James Edward Rothman was born on November 3, 1950, in Haverhill, Massachusetts, United States. In 2014, Rothman was awarded Nobel Prize in physiology or medicine jointly with Randy Schekman and Thomas C. Südhof for their work on vesicle trafficking.

RESEARCH & HIS CONTRIBUTIONS

He is the chairman of the Department of Cell Biology at Yale School of Medicine. Fergus F. Wallace Professor of Biomedical Sciences at Yale University and director of the Nanobiology at Yale West Campus. He is also Professor of physiology and cellular biophysics at Columbia University and a research professor at Institute of Neurology, University College, and London. Besides Nobel prize, he was honored with King Faisal International Prize (1996) and Louisa Gross Horwitz Prize and Albert Lasker Award for Basic Medical Research in 2002.

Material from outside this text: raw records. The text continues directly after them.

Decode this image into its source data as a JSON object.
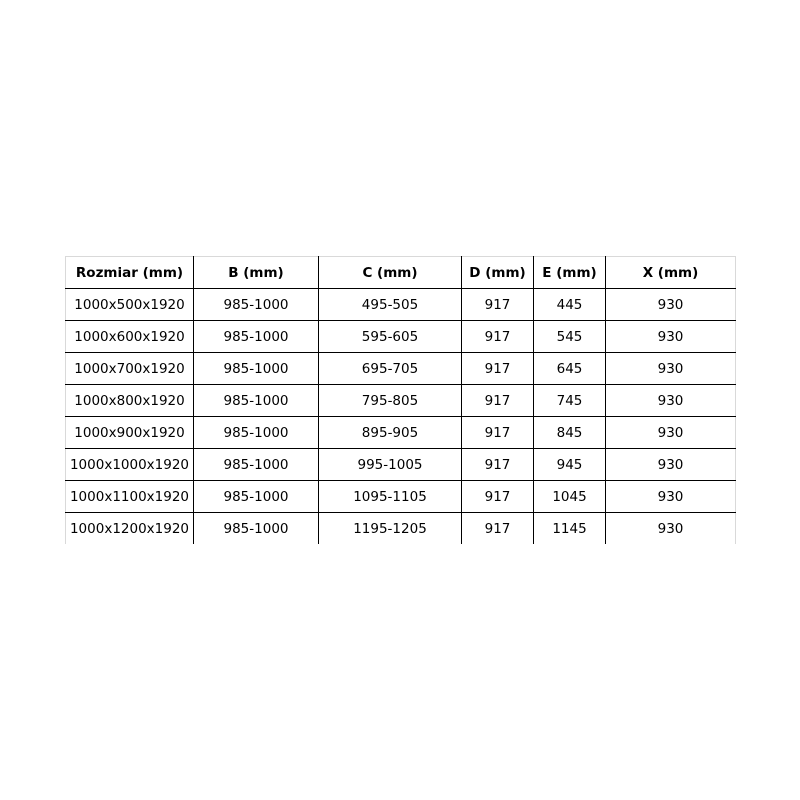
{
  "table": {
    "headers": [
      "Rozmiar (mm)",
      "B (mm)",
      "C (mm)",
      "D (mm)",
      "E (mm)",
      "X (mm)"
    ],
    "rows": [
      [
        "1000x500x1920",
        "985-1000",
        "495-505",
        "917",
        "445",
        "930"
      ],
      [
        "1000x600x1920",
        "985-1000",
        "595-605",
        "917",
        "545",
        "930"
      ],
      [
        "1000x700x1920",
        "985-1000",
        "695-705",
        "917",
        "645",
        "930"
      ],
      [
        "1000x800x1920",
        "985-1000",
        "795-805",
        "917",
        "745",
        "930"
      ],
      [
        "1000x900x1920",
        "985-1000",
        "895-905",
        "917",
        "845",
        "930"
      ],
      [
        "1000x1000x1920",
        "985-1000",
        "995-1005",
        "917",
        "945",
        "930"
      ],
      [
        "1000x1100x1920",
        "985-1000",
        "1095-1105",
        "917",
        "1045",
        "930"
      ],
      [
        "1000x1200x1920",
        "985-1000",
        "1195-1205",
        "917",
        "1145",
        "930"
      ]
    ]
  }
}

He did his high school diploma from Pomfret School. In 1967, he was graduated from the Ivy Academia and B.A in physics from the Yale University in 1971. In 1976, he did his Ph.D. in biological chemistry from Harvard where his associate was Eugene Patrick Kennedy.

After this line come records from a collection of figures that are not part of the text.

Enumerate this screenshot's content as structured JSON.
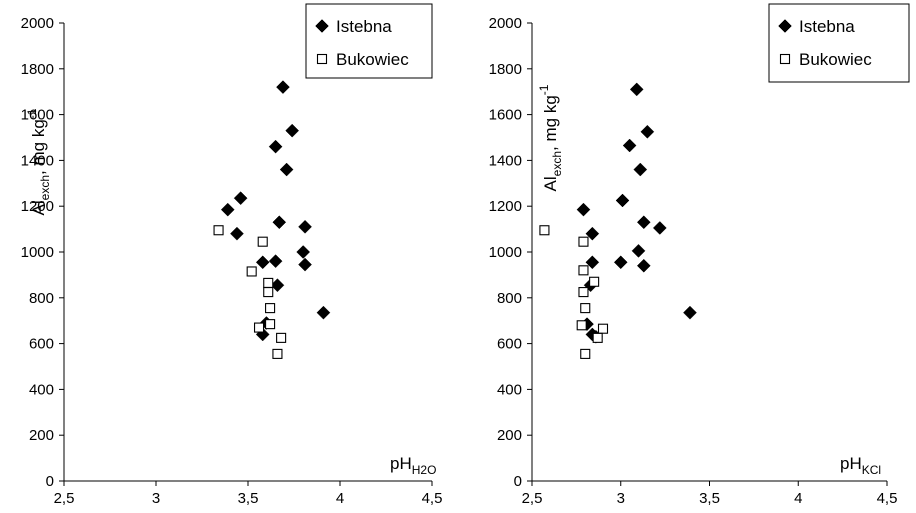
{
  "chart_data": [
    {
      "type": "scatter",
      "xlabel": {
        "base": "pH",
        "sub": "H2O"
      },
      "ylabel": {
        "base": "Al",
        "sub": "exch",
        "rest": ", mg kg",
        "sup": "-1"
      },
      "xlim": [
        2.5,
        4.5
      ],
      "ylim": [
        0,
        2000
      ],
      "xticks": [
        "2,5",
        "3",
        "3,5",
        "4",
        "4,5"
      ],
      "yticks": [
        "0",
        "200",
        "400",
        "600",
        "800",
        "1000",
        "1200",
        "1400",
        "1600",
        "1800",
        "2000"
      ],
      "grid": false,
      "legend_position": "top-right",
      "series": [
        {
          "name": "Istebna",
          "marker": "diamond-filled",
          "color": "#000000",
          "points": [
            [
              3.69,
              1720
            ],
            [
              3.74,
              1530
            ],
            [
              3.65,
              1460
            ],
            [
              3.71,
              1360
            ],
            [
              3.46,
              1235
            ],
            [
              3.39,
              1185
            ],
            [
              3.44,
              1080
            ],
            [
              3.67,
              1130
            ],
            [
              3.81,
              1110
            ],
            [
              3.8,
              1000
            ],
            [
              3.58,
              955
            ],
            [
              3.65,
              960
            ],
            [
              3.81,
              945
            ],
            [
              3.66,
              855
            ],
            [
              3.6,
              690
            ],
            [
              3.58,
              640
            ],
            [
              3.91,
              735
            ]
          ]
        },
        {
          "name": "Bukowiec",
          "marker": "square-open",
          "color": "#000000",
          "points": [
            [
              3.34,
              1095
            ],
            [
              3.58,
              1045
            ],
            [
              3.52,
              915
            ],
            [
              3.61,
              865
            ],
            [
              3.61,
              825
            ],
            [
              3.62,
              755
            ],
            [
              3.62,
              685
            ],
            [
              3.56,
              670
            ],
            [
              3.68,
              625
            ],
            [
              3.66,
              555
            ]
          ]
        }
      ]
    },
    {
      "type": "scatter",
      "xlabel": {
        "base": "pH",
        "sub": "KCl"
      },
      "ylabel": {
        "base": "Al",
        "sub": "exch",
        "rest": ", mg kg",
        "sup": "-1"
      },
      "xlim": [
        2.5,
        4.5
      ],
      "ylim": [
        0,
        2000
      ],
      "xticks": [
        "2,5",
        "3",
        "3,5",
        "4",
        "4,5"
      ],
      "yticks": [
        "0",
        "200",
        "400",
        "600",
        "800",
        "1000",
        "1200",
        "1400",
        "1600",
        "1800",
        "2000"
      ],
      "grid": false,
      "legend_position": "top-right",
      "series": [
        {
          "name": "Istebna",
          "marker": "diamond-filled",
          "color": "#000000",
          "points": [
            [
              3.09,
              1710
            ],
            [
              3.05,
              1465
            ],
            [
              3.15,
              1525
            ],
            [
              3.11,
              1360
            ],
            [
              3.01,
              1225
            ],
            [
              2.79,
              1185
            ],
            [
              3.13,
              1130
            ],
            [
              3.22,
              1105
            ],
            [
              2.84,
              1080
            ],
            [
              3.1,
              1005
            ],
            [
              3.0,
              955
            ],
            [
              2.84,
              955
            ],
            [
              3.13,
              940
            ],
            [
              2.83,
              855
            ],
            [
              2.81,
              685
            ],
            [
              2.84,
              640
            ],
            [
              2.86,
              630
            ],
            [
              3.39,
              735
            ]
          ]
        },
        {
          "name": "Bukowiec",
          "marker": "square-open",
          "color": "#000000",
          "points": [
            [
              2.57,
              1095
            ],
            [
              2.79,
              1045
            ],
            [
              2.79,
              920
            ],
            [
              2.85,
              870
            ],
            [
              2.79,
              825
            ],
            [
              2.8,
              755
            ],
            [
              2.78,
              680
            ],
            [
              2.9,
              665
            ],
            [
              2.87,
              625
            ],
            [
              2.8,
              555
            ]
          ]
        }
      ]
    }
  ]
}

Rothman started his postdoctoral research after his Ph.D. at Massachusetts Institute of technology with Harvey Lodish. He was researching on glycosylation of membrane proteins. In 1978, he went to Department of Biochemistry at Stanford University. He founded Department of cellular Biochemistry and Biophysics at Memorial Sloan-Kettering Cancer Center but he also worked at Princeton University for four years (1988-1991). He was vice chairman of Sloan-Kettering Institute. Rothman becomes the professor of physiology at College of Physicians and surgeons under Columbia University and left Sloan-Kettering Institute. Rothman was also head at Columbia’s Center of chemical biology. In 2008, he moved to Yale from Columbia but continuously had a part-time appointment at Columbia.

James-RothmanRothman joined Amersham plc scientific advisory board in 1995 but it was acquired by GE Healthcare later on. When GE Healthcare acquired Amersham plc Rothman was made Chief Science Advisor to GE Healthcare.

Rothman research and detailed how vesicles transport hormones, a molecule within cells, their growth factors and their correct destinations. He also explained where and when they release their content. Rothman was working on cellular trafficking and it has many it has many delicate issues like its physiological functions, the propagation of the cell itself in the division, secretion of insulin and other hormones in the body, communication between nerve cells in the brain and nutrient uptake. The conditions like diabetes and infectious disease botulism are all the defects of this process. The defects in this process may create many more conditions in the human body.

HONORS

Rothman was honored with Kavli Prize which he shared with his associates Thomas C. Südhof and Richard Scheller for neuroscience for discovering the molecular basis of neurotransmitters release. In 2013, Rothman was awarded Nobel Prize in Physiology or Medicine together with his associates Thomas C. Südhof and Randy Schekman for the discovery of machinery regulating vesicle traffic which is a major transport system in human cells.

Rothman is also a member of the Institute of Medicine of the National Academy of Sciences.